Siempre que se acercaba por Zamora iba a verlo. Con motivo de la recepción de su paso Redención para la Cofradía de Jesús Nazareno manifestó lo siguiente:

«Contaba entonces quince, para dieciséis años, y se me había confiado la construcción de una obra de tanto compromiso como un paso para la Semana Santa. Y eso era aquí, en España, donde tantas maravillas se han hecho en imaginería religiosa. Figúrate mi empeño, mi emoción, mi entusiasmo. No solamente yo; todos los míos demostraban el mayor interés en que saliera airoso. Mi padre me sirvió de modelo para José de Arimatea; la mujer de mi hermano Pepe quedó divinizada en la figura de la Virgen y mi hermano Blas en la figura del Salvador. Y fue grandioso lo que no ocurrió. El paso estaba como para ir derechito a la procesión; más para ir a la procesión había que empezar por sacarlo a la calle y no había puerta. ¿Qué hacer? A los quine años le sale todo a uno por una friolera, y no se me ocurrió mejor cosa que derribar una pared.
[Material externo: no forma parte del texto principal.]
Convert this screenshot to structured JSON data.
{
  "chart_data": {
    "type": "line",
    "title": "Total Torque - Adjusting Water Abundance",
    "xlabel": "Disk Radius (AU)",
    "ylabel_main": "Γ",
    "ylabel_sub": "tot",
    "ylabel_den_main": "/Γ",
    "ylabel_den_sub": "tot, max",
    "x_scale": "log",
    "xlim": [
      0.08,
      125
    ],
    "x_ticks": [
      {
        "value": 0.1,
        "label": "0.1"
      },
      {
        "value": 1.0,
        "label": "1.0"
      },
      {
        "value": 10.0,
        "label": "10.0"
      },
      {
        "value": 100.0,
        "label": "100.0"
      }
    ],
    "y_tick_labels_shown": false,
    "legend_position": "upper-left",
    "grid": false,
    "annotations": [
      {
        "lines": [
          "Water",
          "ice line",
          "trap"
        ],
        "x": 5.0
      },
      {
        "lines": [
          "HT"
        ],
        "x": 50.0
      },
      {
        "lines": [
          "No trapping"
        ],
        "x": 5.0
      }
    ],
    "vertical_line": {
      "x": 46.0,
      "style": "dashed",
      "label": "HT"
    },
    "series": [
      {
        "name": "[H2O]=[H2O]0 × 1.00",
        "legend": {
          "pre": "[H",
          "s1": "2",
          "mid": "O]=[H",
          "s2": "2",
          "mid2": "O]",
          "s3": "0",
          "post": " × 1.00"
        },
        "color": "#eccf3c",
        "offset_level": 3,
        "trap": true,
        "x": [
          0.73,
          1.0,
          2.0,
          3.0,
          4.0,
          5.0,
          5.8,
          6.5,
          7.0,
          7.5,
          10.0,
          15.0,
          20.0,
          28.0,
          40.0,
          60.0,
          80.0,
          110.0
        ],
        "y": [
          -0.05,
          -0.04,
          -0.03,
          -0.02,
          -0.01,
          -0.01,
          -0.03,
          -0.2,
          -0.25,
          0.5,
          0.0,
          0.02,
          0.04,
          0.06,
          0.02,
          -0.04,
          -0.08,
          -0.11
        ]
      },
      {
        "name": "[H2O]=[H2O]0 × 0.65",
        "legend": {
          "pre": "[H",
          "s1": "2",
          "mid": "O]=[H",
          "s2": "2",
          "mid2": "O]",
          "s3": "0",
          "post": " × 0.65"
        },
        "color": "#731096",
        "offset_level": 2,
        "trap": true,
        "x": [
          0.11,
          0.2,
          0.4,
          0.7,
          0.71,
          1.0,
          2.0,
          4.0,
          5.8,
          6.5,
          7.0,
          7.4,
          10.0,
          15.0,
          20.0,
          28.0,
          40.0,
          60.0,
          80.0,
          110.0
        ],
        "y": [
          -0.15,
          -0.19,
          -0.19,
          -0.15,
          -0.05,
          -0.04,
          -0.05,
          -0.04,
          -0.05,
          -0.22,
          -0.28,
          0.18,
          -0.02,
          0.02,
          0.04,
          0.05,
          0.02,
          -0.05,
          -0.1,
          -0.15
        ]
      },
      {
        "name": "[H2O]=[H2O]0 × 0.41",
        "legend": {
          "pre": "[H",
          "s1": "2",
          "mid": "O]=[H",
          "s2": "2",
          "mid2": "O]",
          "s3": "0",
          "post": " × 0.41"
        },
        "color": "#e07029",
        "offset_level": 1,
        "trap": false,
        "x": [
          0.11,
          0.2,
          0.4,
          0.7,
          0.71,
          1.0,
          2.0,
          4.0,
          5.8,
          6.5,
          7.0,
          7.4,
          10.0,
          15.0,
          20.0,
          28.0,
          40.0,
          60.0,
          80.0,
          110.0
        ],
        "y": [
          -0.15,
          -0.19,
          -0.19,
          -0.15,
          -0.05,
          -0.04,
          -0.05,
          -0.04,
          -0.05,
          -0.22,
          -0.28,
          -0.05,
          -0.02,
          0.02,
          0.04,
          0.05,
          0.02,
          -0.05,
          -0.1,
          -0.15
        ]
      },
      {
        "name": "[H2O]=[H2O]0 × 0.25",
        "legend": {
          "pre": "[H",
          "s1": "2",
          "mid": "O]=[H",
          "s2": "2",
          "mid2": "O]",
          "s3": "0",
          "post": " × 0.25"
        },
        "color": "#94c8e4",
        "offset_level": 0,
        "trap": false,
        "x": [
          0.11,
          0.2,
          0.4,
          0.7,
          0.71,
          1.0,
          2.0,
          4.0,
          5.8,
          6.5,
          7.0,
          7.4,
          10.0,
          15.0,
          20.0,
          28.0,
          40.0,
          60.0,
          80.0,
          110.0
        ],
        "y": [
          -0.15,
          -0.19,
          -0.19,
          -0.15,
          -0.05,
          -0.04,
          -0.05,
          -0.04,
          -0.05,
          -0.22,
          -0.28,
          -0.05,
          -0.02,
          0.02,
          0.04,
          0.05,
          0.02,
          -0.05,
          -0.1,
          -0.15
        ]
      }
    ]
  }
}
Así puse mi obra en medio de la calle. ¡Y allí me puso a mí el casero cuando se enteró, naturalmente!»

Entrevista publicada en Blanco y Negro 1931

También puede escuchar al autor en: Entrevista a M. Benlliure, 1937. (APARTADO DE AUDIOS)

El 30 de marzo de 1879 llegan las figuras por ferrocarril, en donde la Comisión nombrada por la Cofradía estudia la valía de lo hecho:
«manifestaron por unanimidad que no sólo la obra podía admitirse sino que la cofradía había adquirido una alhaja digna de aprecio y consideración cuyo recuerdo se hará imperecedero, y que como quiera que el precio por que se había contratado era insignificante se entendía más bien un regalo (sic) los siete mil reales entregados al Escultor, pues decir otra cosa sería rebajar el merito artístico empleado en aquella».

Fueron montadas las figuras y se probó el recorrido del paso, bendiciéndose en el centro de la plaza de San Esteban bajo el disparo de 4 docenas de cohetes.

La mesa fue, también, regalo de D. Federico Cantero Villamil y los faroles de D. Tomás Ortiz. Otros más hicieron donación del sudario para la cruz y otra impedimenta.

El paso antiguo fue vendido a un pueblo de la provincia en 1906.

La mesa actual es de 1942 donación de la Junta Pro Semana Santa.